GAO found that, from FY2019 through FY2021, DoD awarded 24 billion dollars in OTAs (about two thirds of all OTA dollars) to consortia–groups of companies working in a specific area, such as healthcare or defense technology. Despite consortia making up the majority of OTA awards, DoD has no “systematic approach for tracking which consortia receive awards.” Coupled with a lack of information for contracting personnel about appropriately awarding OTAs to consortia, GAO concluded that, where OTAs are concerned, DoD is not doing enough either to “leverage the knowledge of its contracting personnel” or to provide insight to Congress and the public. GAO made six recommendations in the report’s conclusion designed to address the data-collection and knowledge-sharing aspects of its concerns, all of which were accepted by DoD.

OMB Releases First-Ever “Learning Agenda”

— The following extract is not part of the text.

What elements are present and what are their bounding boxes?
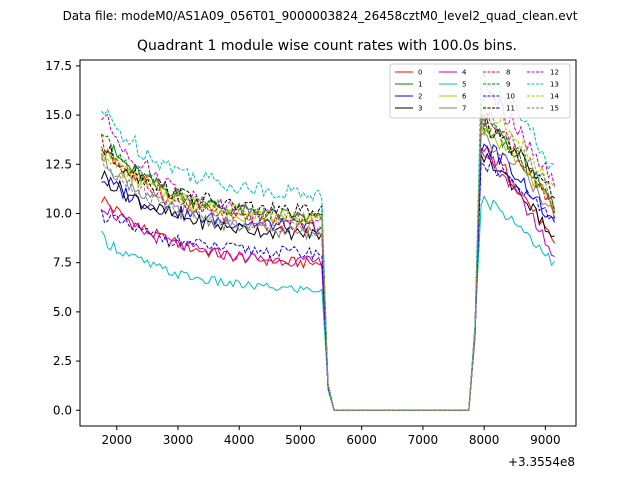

Under the past three presidential administrations, the Office of Management and Budget (OMB) has released government-wide management agendas. Now, for the first time, reports FCW, OMB has released a “Learning Agenda.” Intended “to address critical learning gaps” in the Federal government, the Learning Agenda provides questions for government agencies, industry, the nonprofit sector, and the broader public to answer. OMB plans to use these answers to strengthen the Federal workforce, improve customer experience, and help manage the business of government. The release of the Agenda complements the statutorily required learning agendas released by Federal agencies this spring, which ask similar questions at the agency level. OMB hopes to update the public on the results of the Agenda in Fiscal Year 2023.